Nel corso degli ultimi anni, gli USA hanno agito, in maniera più o meno diretta, per affossare il riavvicinamento politico tra la Corea del Nord e la Corea del Sud iniziato con la “Dichiarazione di Panmunjom per la pace, la prosperità e la riunificazione della penisola coreana” dell’aprile 2018 e la “Dichiarazione congiunta di Pyongyang” del settembre dello stesso anno.

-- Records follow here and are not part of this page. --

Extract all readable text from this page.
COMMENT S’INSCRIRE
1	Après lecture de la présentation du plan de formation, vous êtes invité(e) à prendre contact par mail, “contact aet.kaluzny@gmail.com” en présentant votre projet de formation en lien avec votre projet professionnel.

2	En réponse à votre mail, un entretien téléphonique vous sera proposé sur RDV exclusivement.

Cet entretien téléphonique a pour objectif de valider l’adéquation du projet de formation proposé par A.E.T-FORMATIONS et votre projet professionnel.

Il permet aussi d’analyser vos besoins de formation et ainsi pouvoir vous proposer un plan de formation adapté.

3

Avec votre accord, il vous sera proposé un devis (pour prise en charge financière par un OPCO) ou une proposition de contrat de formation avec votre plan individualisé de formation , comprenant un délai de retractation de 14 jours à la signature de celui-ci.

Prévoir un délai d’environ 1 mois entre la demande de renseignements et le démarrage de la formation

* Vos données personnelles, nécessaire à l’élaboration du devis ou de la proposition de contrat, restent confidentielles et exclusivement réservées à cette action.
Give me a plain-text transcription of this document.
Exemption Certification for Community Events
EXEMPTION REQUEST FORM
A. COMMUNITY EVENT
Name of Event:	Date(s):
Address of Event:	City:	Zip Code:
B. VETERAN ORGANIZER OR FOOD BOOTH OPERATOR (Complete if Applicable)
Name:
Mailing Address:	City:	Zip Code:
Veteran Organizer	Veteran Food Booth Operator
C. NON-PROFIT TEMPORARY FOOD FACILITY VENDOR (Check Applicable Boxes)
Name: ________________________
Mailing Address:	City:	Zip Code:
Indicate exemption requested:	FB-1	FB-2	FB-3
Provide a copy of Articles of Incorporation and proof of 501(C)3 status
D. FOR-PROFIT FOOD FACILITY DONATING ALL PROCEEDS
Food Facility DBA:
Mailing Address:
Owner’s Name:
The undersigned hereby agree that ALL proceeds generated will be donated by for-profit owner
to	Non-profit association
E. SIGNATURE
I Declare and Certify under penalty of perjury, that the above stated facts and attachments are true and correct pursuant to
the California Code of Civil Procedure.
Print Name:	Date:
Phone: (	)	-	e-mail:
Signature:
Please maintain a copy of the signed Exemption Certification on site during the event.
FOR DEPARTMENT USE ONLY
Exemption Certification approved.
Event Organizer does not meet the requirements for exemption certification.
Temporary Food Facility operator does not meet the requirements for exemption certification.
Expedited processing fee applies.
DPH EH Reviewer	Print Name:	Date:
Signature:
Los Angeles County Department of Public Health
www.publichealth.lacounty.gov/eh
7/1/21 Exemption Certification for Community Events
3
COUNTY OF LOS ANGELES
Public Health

È notizia di questi ultimi giorni l’accordo con cui Washington ha di fatto ridimensionato le mire di sviluppo di un arsenale nucleare della Corea del Sud in cambio dell’assicurazione di avere voce in capitolo su un’eventuale risposta degli USA a un “possibile attacco” da parte della Corea del Nord. Come ribadito durante il presidio di fronte alla base militare di Pyeongtaek, l’unica garanzia di pace e riunificazione non può che essere il ritiro immediato delle truppe statunitensi e dalla fine delle operazioni militari congiunte sul suolo sudcoreano e nell’intera regione.